Friday, December 16, 2011

Look on my work, ye Mighty, and despair

Yesterday, I finished the essential parts of a two and a half-year project. I'm not talking about my dissertation. I'm talking about an archiving project I've been working on as a graduate assistant. I helped organize a large collection from an organization that had donated its records to a library. (I'm being purposefully vague so as to protect my privacy and the privacy of the organization; needful to say, however, anything I write on this blog post or other blog posts reflects my personal views only and not the views of anyone at that organization or the entity that hired me or the library I worked for.)

In a real sense, it was not "my" project. There were several other people who worked on it, both before me--it was a three-year project and I was hired on four months into it--and with me. By my count, there were at least 5 (probably more) undergraduates, 8 graduate students, and at least 3 administrators who served the project. At least a few other undergraduates helped me do some important--and mostly thankless, although I thanked them--aspects of the project, mostly involving moving large and heavy boxes from one location to another.

On the other hand, it feels like "my" project, because I stayed on it the longest and probably am the one most familiar with the collection. For what it's worth, that does not mean I am the person the most familiar with the organization or with the types of matters the organization handled, but as far as the collection--what exactly it contains--I am probably the person who knows most, at least for now; a serious scholar who wanted to devote a few months to researching it would probably gain a more intimate and credible knowledge of the collection than I have now or will ever have.

An archival collection is something that is meant to preserve a piece of history. Preserving records supposedly has inherent value. Even if no one ever looks at the collection, the fact that it is "preserved" represents a good in itself.
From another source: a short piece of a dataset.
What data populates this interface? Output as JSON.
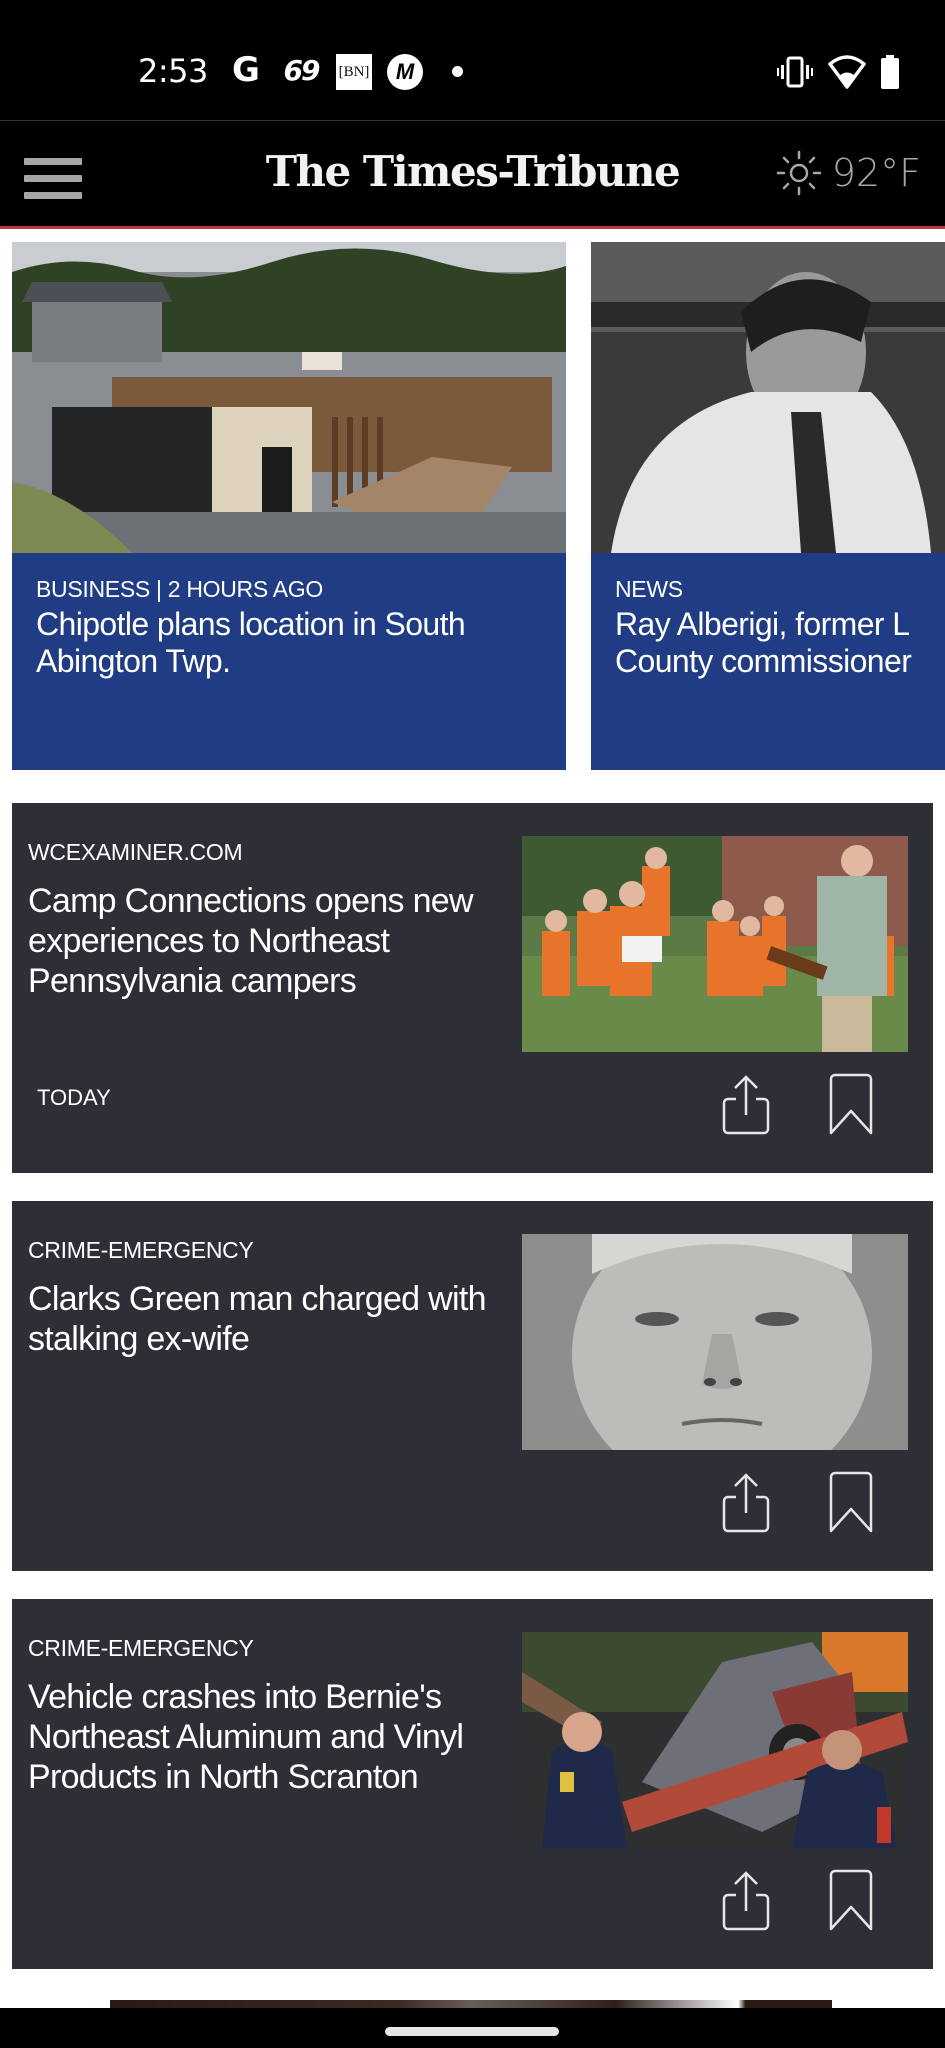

I should say, however, that a few people have already consulted the collection, and a couple more have expressed interest.

I realize that "piece of history" is quite a contestable term, and I am under no illusions that this collection reveals the "true" history of its donor organization.

I am also aware that in the process of organizing the collection, I have changed it and the history it represents, almost in a Heisenbergprinzip sort of way: I've changed the history by organizing it. I've made mistakes, only some of which I know about. Even if it's not a question of "mistakes," my very decisions in the organization process have set this particular documentary history of the organization on a somewhat inexorable path. The original collection was in a largely indeterminate order, and I and my colleagues made more "executive decisions" than is usual for processing similar-sized collections. But even records that come fully organized by the donor, there is a re-ordering that takes place, if only in that the holder of the records change.

I do feel that I and my colleagues have accomplished something. However, this accomplished thing will not endure forever, even if we can assume that the collection is a static "thing" that has been created. As sure as the United States will some day fall, the archives might someday fall in disrepair. With the possible exception of China, all the great empires have died, and even China had a rough 300 years or so during the warring states period (ca. 200 ad to ca. 590 ad) a rough 50 years or so in the transition from the Tang to the Song dynasty, periodic invasions and about 100 years of European and Japanese domination.

But it is a contribution, and I'm excited about it.

2 comments:

Lindsay Kelley said...

congratulations!!! archive fever ftw!

Gabriel Conroy said...

Thanks, Lindsay! By the way, are you going to be in Denver for Christmas? My s.o. and I are going to be spending a week there.